O desafio da ressocialização II

O vício que custa a vida

Pelo menos 42 adolescentes que cumpriam medidas sócio-educativas morreram em Curitiba e região neste ano

Folha de Londrina | 24 de outubro de 2008

Pelo menos 42 adolescentes que cumpriam medidas sócio-educativas em liberdade ou semi-liberdade morreram em Curitiba e Região Metropolitana entre 1º de janeiro e 17 de outubro deste ano. São adolescentes que, além de não conseguirem voltar para a sociedade com uma nova oportunidade, morrem.

A maioria das mortes foi causada por execuções a tiros. A informação é de Sylnara Regina França Borges, psicóloga da Vara do Adolescente Infrator da Capital, que registra casos como o de Luiza (nome fictício), que teve seu filho, Paulo (nome fictício), jovem de 17 anos, assassinado com três tiros na cabeça devido ao seu envolvimento com o tráfico de drogas no município de Colombo (Região Metropolitana de Curitiba).

A psicóloga realiza o levantamento com base no sistema de dados da Vara. Todos os dias, Sylnara busca nos jornais nomes de adolescentes que morreram. Os nomes são confrontados com as informações do Serviço Funerário Municipal e com a base de dados da Vara. Este é o único levantamento realizado que contabiliza quantos adolescentes que cumprem medidas sócio-educativas morrem.

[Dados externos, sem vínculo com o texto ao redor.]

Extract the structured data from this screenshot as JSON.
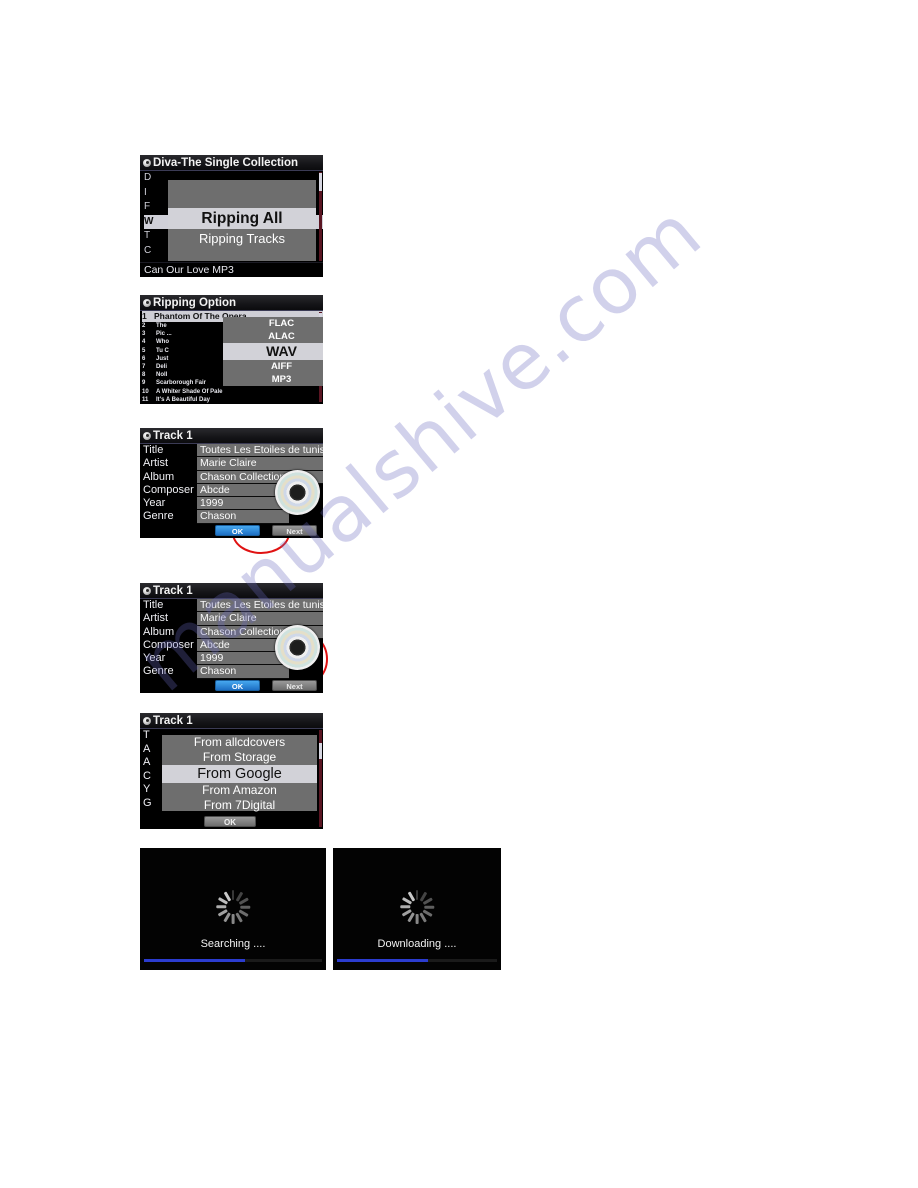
{
  "watermark": {
    "text": "manualshive.com"
  },
  "panel1": {
    "title": "Diva-The Single Collection",
    "background_rows": [
      "D",
      "I",
      "F",
      "W",
      "T",
      "C"
    ],
    "footer": "Can Our Love MP3",
    "menu": [
      {
        "label": "Ripping All",
        "selected": true
      },
      {
        "label": "Ripping Tracks",
        "selected": false
      }
    ]
  },
  "panel2": {
    "title": "Ripping Option",
    "tracks": [
      {
        "num": "1",
        "name": "Phantom Of The Opera",
        "selected": true
      },
      {
        "num": "2",
        "name": "The",
        "selected": false
      },
      {
        "num": "3",
        "name": "Pic ...",
        "selected": false
      },
      {
        "num": "4",
        "name": "Who",
        "selected": false
      },
      {
        "num": "5",
        "name": "Tu C",
        "selected": false
      },
      {
        "num": "6",
        "name": "Just",
        "selected": false
      },
      {
        "num": "7",
        "name": "Deli",
        "selected": false
      },
      {
        "num": "8",
        "name": "Noll",
        "selected": false
      },
      {
        "num": "9",
        "name": "Scarborough Fair",
        "selected": false
      },
      {
        "num": "10",
        "name": "A Whiter Shade Of Pale",
        "selected": false
      },
      {
        "num": "11",
        "name": "It's A Beautiful Day",
        "selected": false
      }
    ],
    "formats": [
      {
        "label": "FLAC",
        "selected": false
      },
      {
        "label": "ALAC",
        "selected": false
      },
      {
        "label": "WAV",
        "selected": true
      },
      {
        "label": "AIFF",
        "selected": false
      },
      {
        "label": "MP3",
        "selected": false
      }
    ]
  },
  "panel3": {
    "title": "Track 1",
    "fields": [
      {
        "label": "Title",
        "value": "Toutes Les Etoiles de tunisie"
      },
      {
        "label": "Artist",
        "value": "Marie Claire"
      },
      {
        "label": "Album",
        "value": "Chason Collection"
      },
      {
        "label": "Composer",
        "value": "Abcde"
      },
      {
        "label": "Year",
        "value": "1999"
      },
      {
        "label": "Genre",
        "value": "Chason"
      }
    ],
    "buttons": {
      "ok": "OK",
      "next": "Next"
    },
    "highlighted": "next-button"
  },
  "panel4": {
    "title": "Track 1",
    "fields": [
      {
        "label": "Title",
        "value": "Toutes Les Etoiles de tunisie"
      },
      {
        "label": "Artist",
        "value": "Marie Claire"
      },
      {
        "label": "Album",
        "value": "Chason Collection"
      },
      {
        "label": "Composer",
        "value": "Abcde"
      },
      {
        "label": "Year",
        "value": "1999"
      },
      {
        "label": "Genre",
        "value": "Chason"
      }
    ],
    "buttons": {
      "ok": "OK",
      "next": "Next"
    },
    "highlighted": "album-art"
  },
  "panel5": {
    "title": "Track 1",
    "background_rows": [
      "T",
      "A",
      "A",
      "C",
      "Y",
      "G"
    ],
    "sources": [
      {
        "label": "From allcdcovers",
        "selected": false
      },
      {
        "label": "From Storage",
        "selected": false
      },
      {
        "label": "From Google",
        "selected": true
      },
      {
        "label": "From Amazon",
        "selected": false
      },
      {
        "label": "From 7Digital",
        "selected": false
      }
    ],
    "ok_label": "OK"
  },
  "panel6": {
    "label": "Searching ....",
    "progress_percent": 57
  },
  "panel7": {
    "label": "Downloading ....",
    "progress_percent": 57
  },
  "colors": {
    "accent_blue": "#2b3ccf",
    "ok_button": "#1d6fc4",
    "highlight_red": "#e01212",
    "menu_gray": "#6e6e6e",
    "selected_row": "#d2d2d8"
  }
}
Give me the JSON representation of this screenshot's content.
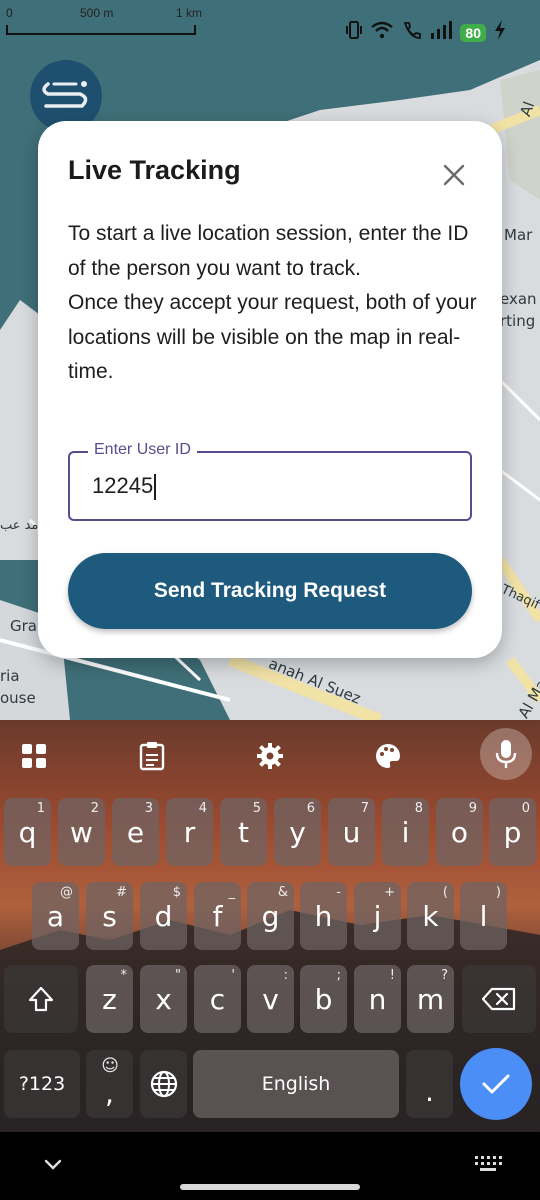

Foi pelo jornal que Luiza soube da morte de seu filho. "No dia 13 (de fevereiro deste ano), numa quarta-feira, eu estava de folga do trabalho e ele não tinha aparecido em casa. Comecei a passar mal, um aperto no coração e não sabia do que. Na quinta de manhã fui trabalhar. A menina (que trabalha com Luiza) estava com um jornal daquele dia e disse: ‘Tem um menino aqui no jornal que eu acho que é o Paulo"’, lembra a mãe.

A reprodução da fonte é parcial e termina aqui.